NEW YORK (TheStreet) -- Many large-cap bank stocks pulled back on Monday, despite some good economic news.
PNC Financial Services Group (PNC) led the sector down, with shares sliding 0.9% to close at $77.51. Bank of America (BAC) was down 0.8% to close at $15.54 and Morgan Stanley (MS) was down 0.7% to close at $30.85.
The broad indices ended mixed, with one more day to cap off the best year for the S&P 500
The KBW Bank Index (I:BKX) on Monday pulled back 0.2% to 68.97, with the 24 index components split between winners and losers. But the banks are looking at another banner year, with the index rising 34%, after a gain of 30% during 2012.
In economic news on Monday, the National Association of Realtors said pending sales of previously owned homes in the U.S. rose 0.2% during November to a Home Sales Index reading of 102.1, from a downwardly revised reading of 101.5 for October. Pending sales during November were down 1.6% from a year earlier. Economists polled by Reuters on average estimated the November figure would rise by 1.5%.
While the pending home sales figure for November was disappointing to many economists, this was the first increase in six months.
"Going forward, many industry insiders remain optimistic for robust activity in 2014 as the threat of rising rates has subsided with the Fed's reaffirmed commitment to keep rates low even after initiating the first step in the tapering process at the most recent December FOMC meeting. And, modest but positive improvement in the labor market gives hope that job creation will spur income growth and that in turn will spur continued demand and ability to finance home purchases," Sterne Agee chief economist Lindsey Pigza wrote in a note to clients Monday.

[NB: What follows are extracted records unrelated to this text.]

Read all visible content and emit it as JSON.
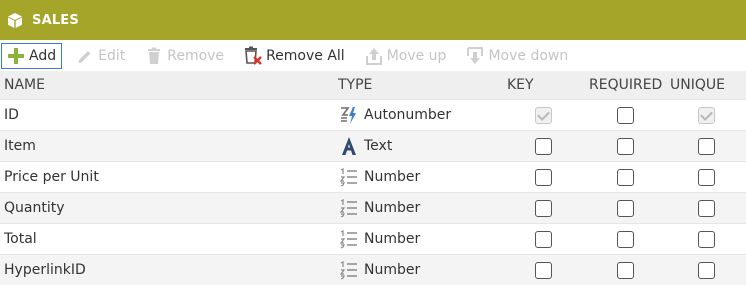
{
  "window": {
    "title": "SALES",
    "icon": "cube-icon",
    "accent": "#a5a52a"
  },
  "toolbar": {
    "add": {
      "label": "Add",
      "icon": "plus-icon",
      "enabled": true
    },
    "edit": {
      "label": "Edit",
      "icon": "pencil-icon",
      "enabled": false
    },
    "remove": {
      "label": "Remove",
      "icon": "trash-icon",
      "enabled": false
    },
    "remove_all": {
      "label": "Remove All",
      "icon": "trash-x-icon",
      "enabled": true
    },
    "move_up": {
      "label": "Move up",
      "icon": "move-up-icon",
      "enabled": false
    },
    "move_down": {
      "label": "Move down",
      "icon": "move-down-icon",
      "enabled": false
    }
  },
  "columns": {
    "name": "NAME",
    "type": "TYPE",
    "key": "KEY",
    "required": "REQUIRED",
    "unique": "UNIQUE"
  },
  "rows": [
    {
      "name": "ID",
      "type": "Autonumber",
      "type_icon": "autonumber-icon",
      "key": true,
      "key_disabled": true,
      "required": false,
      "unique": true,
      "unique_disabled": true
    },
    {
      "name": "Item",
      "type": "Text",
      "type_icon": "text-type-icon",
      "key": false,
      "required": false,
      "unique": false
    },
    {
      "name": "Price per Unit",
      "type": "Number",
      "type_icon": "number-type-icon",
      "key": false,
      "required": false,
      "unique": false
    },
    {
      "name": "Quantity",
      "type": "Number",
      "type_icon": "number-type-icon",
      "key": false,
      "required": false,
      "unique": false
    },
    {
      "name": "Total",
      "type": "Number",
      "type_icon": "number-type-icon",
      "key": false,
      "required": false,
      "unique": false
    },
    {
      "name": "HyperlinkID",
      "type": "Number",
      "type_icon": "number-type-icon",
      "key": false,
      "required": false,
      "unique": false
    }
  ]
}
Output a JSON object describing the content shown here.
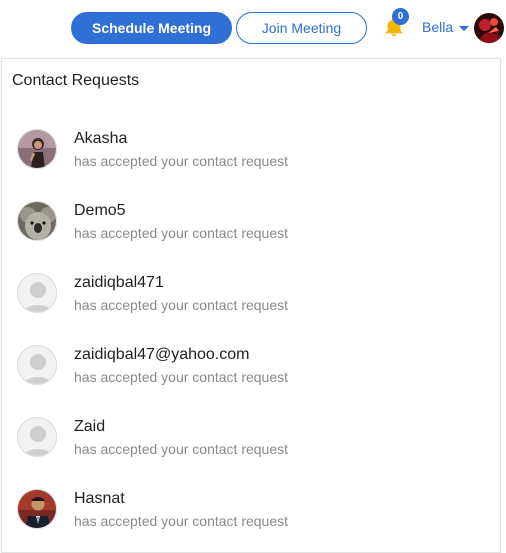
{
  "header": {
    "schedule_label": "Schedule Meeting",
    "join_label": "Join Meeting",
    "notification_count": "0",
    "user_name": "Bella"
  },
  "panel": {
    "title": "Contact Requests",
    "requests": [
      {
        "name": "Akasha",
        "message": "has accepted your contact request",
        "avatar": "photo-person"
      },
      {
        "name": "Demo5",
        "message": "has accepted your contact request",
        "avatar": "photo-koala"
      },
      {
        "name": "zaidiqbal471",
        "message": "has accepted your contact request",
        "avatar": "default-avatar"
      },
      {
        "name": "zaidiqbal47@yahoo.com",
        "message": "has accepted your contact request",
        "avatar": "default-avatar"
      },
      {
        "name": "Zaid",
        "message": "has accepted your contact request",
        "avatar": "default-avatar"
      },
      {
        "name": "Hasnat",
        "message": "has accepted your contact request",
        "avatar": "photo-person-suit"
      }
    ]
  },
  "colors": {
    "accent": "#2f6fd6",
    "bell": "#f5b400",
    "muted_text": "#8a8a8a"
  }
}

Community bankers were waiting for the federal regulators response to a lawsuit filed last week by several community banks and the American Bankers Association, seeking to overturn the Volcker Rule's ban on on CDOs backed by trust preferred securities. The regulators were directed by the court to respond to the industry's challenge by Monday.
The problem with the regulations to implement Volcker, which were finalized by federal bank regulators on Dec. 10, is that the apparent ban on the CDOs in question will cause dozens of community banks to book large fourth-quarter losses as the securities are moved from held-to-maturity to held-for-sale.
The bank regulators apparently hadn't considered the accounting requirements of the Securities and Exchanged Commission when they pointed out in a FAQ published Dec. 19 that the banks might be able to restructure the CDOs before July 2015, which is when they would be required to sell them. Accounting rules require the banks immediately to move the securities to held-for-sale status and mark them to market, if there is any chance they may have to be sold.
The bank regulators and the SEC on Friday said they were reconsidering the Volcker regulations' requirement for the banks to part with the CDOs in question, and would come to a decision by Jan. 15. They did not respond to the court complaint.
The FDIC early Monday sent a helpful letter to all U.S. banks, suggesting that "any actions [by the regulators] in January 2014 that occur before the issuance of December 31, 2013, financial reports... should be considered when preparing those financial reports."
The ABA responded to the regulators' new plan to review Volcker's CDO restrictions on Monday by dropping its court request for a temporary suspension of the portion of Volcker regulations banning the CDOs backed by trust preferred securities, according to a Bloomberg report. The ABA and group of community banks did not withdraw their lawsuit against the regulators, however.